Dealing with your child’s other parent can be incredibly frustrating. Their unwillingness to work with you can be time consuming and infuriating, but their willful disregard of a court order can threaten your relationship with your child. That’s why if your child’s other parent fails to adhere to a clear court order you should consider taking legal action to ensure their compliance.

Contempt proceedings in New Jersey

If you’re in this situation, then seeking a contempt order might be your best option. In order to do so, you first have to file a motion with the court asking that a hearing be set in order for the matter to be addressed. In this motion, you’ll want to be clear and detailed as far as identifying which specific court order has been violated, how it was violated, when it was violated, and even your attempts to obtain compliance without the court’s intervention.

The ultimate goal of contempt proceedings is to obtain compliance. This is easier said than done, of course, which is why the court can impose a number of penalties upon your child’s other parent in order to try to force them into compliance.

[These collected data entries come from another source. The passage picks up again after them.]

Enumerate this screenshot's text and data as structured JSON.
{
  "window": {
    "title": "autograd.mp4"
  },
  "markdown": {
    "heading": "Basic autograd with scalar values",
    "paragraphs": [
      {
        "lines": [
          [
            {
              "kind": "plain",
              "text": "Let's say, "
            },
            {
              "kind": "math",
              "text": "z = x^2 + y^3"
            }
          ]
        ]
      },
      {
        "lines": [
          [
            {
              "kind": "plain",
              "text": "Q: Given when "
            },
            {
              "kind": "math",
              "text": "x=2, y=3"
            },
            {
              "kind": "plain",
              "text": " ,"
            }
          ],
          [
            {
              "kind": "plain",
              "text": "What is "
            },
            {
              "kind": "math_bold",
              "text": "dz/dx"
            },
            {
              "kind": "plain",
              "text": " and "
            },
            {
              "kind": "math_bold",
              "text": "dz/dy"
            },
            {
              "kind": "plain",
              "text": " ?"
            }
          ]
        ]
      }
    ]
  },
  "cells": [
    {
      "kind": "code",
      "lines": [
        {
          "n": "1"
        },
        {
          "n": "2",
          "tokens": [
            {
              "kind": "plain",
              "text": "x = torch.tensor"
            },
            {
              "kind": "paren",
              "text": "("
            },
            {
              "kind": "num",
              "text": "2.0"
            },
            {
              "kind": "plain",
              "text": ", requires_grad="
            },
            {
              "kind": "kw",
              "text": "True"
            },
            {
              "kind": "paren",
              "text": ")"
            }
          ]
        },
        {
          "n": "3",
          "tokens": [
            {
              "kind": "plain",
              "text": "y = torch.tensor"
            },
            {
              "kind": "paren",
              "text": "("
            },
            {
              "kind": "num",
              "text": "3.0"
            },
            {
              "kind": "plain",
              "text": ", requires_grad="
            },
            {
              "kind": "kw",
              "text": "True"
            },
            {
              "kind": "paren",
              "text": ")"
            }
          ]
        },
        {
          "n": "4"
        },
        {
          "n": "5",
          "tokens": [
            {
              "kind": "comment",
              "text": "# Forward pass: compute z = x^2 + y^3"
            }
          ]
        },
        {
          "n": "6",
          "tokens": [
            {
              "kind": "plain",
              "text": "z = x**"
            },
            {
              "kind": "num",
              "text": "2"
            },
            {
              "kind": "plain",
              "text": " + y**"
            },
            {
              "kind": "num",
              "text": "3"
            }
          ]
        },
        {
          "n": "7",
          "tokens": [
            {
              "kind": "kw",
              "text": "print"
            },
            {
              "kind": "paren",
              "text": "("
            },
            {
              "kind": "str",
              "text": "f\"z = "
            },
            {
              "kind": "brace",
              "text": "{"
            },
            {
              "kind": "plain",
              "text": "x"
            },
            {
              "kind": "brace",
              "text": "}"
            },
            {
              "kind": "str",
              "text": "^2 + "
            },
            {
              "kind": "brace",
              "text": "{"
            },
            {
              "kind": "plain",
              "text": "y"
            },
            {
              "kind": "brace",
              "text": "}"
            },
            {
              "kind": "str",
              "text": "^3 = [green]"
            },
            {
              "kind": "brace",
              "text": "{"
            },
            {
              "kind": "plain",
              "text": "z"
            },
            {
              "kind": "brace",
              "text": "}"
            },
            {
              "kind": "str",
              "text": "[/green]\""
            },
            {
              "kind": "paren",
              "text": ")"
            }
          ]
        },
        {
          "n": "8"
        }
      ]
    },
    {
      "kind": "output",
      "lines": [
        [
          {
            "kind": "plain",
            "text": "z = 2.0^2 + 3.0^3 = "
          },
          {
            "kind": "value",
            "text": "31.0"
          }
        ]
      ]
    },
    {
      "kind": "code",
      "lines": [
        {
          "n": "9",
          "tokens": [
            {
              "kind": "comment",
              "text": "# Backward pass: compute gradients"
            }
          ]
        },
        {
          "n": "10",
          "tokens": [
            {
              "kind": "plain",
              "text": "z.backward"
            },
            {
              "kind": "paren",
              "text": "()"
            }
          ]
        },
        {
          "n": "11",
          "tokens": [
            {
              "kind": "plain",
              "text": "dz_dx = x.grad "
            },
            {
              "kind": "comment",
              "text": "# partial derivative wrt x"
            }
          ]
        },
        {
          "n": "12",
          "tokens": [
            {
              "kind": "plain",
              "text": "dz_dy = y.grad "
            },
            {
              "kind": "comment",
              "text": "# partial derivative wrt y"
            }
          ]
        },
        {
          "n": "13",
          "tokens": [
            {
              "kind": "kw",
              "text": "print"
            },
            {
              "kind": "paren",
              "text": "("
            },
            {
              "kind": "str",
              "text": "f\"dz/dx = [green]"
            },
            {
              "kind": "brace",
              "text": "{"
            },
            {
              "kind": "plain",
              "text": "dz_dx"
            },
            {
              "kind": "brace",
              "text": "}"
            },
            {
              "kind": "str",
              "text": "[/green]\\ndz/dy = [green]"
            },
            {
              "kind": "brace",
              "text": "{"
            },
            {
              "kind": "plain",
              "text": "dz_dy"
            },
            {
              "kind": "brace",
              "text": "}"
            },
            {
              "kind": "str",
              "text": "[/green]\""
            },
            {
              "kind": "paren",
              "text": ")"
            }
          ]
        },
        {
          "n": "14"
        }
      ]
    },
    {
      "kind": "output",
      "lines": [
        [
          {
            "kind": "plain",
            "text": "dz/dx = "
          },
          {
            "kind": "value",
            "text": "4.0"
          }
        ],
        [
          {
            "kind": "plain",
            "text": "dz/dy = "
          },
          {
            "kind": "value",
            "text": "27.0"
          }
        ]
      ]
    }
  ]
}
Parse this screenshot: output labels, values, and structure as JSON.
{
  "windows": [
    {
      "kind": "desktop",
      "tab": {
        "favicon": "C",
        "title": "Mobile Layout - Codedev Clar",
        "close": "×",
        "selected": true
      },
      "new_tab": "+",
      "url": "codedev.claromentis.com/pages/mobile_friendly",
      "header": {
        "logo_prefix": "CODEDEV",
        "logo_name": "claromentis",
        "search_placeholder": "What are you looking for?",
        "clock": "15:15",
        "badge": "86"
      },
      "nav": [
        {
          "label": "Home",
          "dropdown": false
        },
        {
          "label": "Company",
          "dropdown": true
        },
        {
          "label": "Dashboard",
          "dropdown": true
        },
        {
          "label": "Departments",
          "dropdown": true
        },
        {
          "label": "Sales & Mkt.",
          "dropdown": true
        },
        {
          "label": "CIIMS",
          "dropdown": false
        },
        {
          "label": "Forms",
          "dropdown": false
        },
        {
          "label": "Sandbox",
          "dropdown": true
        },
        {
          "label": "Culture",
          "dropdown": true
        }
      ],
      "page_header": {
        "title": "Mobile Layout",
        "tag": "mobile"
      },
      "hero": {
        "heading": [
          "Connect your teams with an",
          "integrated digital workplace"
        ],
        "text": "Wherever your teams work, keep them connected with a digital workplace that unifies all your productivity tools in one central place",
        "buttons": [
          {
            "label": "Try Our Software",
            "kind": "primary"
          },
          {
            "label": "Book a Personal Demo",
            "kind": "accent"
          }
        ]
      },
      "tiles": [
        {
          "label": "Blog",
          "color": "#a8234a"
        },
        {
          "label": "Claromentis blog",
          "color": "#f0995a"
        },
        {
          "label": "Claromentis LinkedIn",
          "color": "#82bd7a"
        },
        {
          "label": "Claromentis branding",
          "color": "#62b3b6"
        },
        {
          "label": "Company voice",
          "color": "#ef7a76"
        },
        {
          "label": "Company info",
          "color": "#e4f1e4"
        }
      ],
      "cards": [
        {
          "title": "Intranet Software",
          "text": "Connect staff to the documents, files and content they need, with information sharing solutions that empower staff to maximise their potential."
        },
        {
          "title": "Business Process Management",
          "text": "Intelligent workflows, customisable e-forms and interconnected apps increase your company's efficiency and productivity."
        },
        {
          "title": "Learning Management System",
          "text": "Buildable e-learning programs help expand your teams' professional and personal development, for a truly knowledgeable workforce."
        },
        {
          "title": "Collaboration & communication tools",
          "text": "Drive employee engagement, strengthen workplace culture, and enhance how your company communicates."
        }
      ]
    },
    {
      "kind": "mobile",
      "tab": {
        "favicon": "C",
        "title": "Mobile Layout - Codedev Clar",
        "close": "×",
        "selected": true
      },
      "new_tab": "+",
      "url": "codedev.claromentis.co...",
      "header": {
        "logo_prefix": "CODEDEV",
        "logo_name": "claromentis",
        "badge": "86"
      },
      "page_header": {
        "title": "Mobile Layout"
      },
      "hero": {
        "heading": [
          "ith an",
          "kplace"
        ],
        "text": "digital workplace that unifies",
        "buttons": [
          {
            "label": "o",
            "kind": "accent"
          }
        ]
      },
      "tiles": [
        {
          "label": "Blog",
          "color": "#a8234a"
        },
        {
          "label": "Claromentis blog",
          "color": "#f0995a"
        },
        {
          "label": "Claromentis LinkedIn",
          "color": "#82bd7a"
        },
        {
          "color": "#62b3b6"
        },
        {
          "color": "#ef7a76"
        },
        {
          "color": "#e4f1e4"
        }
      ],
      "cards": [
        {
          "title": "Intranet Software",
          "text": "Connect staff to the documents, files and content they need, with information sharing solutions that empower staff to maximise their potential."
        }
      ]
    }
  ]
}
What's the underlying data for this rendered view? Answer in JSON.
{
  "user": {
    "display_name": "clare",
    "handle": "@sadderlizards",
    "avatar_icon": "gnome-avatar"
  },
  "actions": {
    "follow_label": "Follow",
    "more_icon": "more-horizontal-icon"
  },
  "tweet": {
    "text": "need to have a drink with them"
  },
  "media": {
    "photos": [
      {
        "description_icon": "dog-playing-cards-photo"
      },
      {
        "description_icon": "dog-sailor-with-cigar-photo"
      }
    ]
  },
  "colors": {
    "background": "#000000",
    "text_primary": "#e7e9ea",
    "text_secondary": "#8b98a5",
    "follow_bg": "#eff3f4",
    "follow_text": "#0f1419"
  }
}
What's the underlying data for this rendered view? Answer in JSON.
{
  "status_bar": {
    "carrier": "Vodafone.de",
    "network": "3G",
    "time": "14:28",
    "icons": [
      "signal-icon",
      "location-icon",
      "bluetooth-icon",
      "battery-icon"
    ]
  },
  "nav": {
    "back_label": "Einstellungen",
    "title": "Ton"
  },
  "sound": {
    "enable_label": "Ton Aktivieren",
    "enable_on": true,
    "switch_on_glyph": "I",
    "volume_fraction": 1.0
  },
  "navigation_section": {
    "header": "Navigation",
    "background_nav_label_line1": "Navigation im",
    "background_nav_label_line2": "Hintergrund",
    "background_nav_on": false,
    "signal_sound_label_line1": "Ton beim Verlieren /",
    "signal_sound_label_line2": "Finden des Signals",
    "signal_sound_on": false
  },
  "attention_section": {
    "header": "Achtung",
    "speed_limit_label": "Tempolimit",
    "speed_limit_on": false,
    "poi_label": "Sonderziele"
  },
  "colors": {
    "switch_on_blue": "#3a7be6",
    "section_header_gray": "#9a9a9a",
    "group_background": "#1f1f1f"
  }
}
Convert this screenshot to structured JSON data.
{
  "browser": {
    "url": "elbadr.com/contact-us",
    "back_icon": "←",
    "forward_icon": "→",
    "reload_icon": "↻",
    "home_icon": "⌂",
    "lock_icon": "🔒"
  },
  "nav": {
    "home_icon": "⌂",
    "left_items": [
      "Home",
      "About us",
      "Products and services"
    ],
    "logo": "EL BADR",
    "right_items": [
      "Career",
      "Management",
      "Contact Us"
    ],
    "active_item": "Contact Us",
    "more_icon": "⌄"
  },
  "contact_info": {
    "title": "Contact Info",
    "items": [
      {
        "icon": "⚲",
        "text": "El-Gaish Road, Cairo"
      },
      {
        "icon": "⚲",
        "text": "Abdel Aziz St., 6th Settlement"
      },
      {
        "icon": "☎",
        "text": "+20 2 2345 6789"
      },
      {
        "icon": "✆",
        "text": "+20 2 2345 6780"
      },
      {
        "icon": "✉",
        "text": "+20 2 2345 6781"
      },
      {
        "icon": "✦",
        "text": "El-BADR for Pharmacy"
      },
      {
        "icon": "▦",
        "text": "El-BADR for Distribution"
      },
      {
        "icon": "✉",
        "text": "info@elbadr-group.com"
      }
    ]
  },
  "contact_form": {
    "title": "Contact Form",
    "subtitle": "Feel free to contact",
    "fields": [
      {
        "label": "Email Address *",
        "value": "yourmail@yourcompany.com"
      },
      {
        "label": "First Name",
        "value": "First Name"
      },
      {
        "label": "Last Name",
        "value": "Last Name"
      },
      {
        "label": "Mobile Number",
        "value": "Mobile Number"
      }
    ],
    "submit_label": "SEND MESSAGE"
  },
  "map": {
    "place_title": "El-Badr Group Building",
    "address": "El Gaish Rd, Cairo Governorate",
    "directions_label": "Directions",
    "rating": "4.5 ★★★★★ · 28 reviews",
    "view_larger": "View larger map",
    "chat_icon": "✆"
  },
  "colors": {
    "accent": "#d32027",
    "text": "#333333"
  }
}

These penalties may include jail time, but more realistically your child’s other parent might be fined or be forced to pay your attorney fees.

Modification after contempt

If your child’s other parent has been found to be in contempt of court, then you might have a strong foundation to seek a modification of an existing child custody or visitation order. This will require a separate motion to be filed and an additional hearing to be held, but if you’re worried about your child’s best interests and your access to your child, then this may be your best course of action.

These are delicate matters that can be fraught with emotions. For this reason, it might be a good idea for you to work closely with a skilled family law attorney who will know how to fight for you and your child.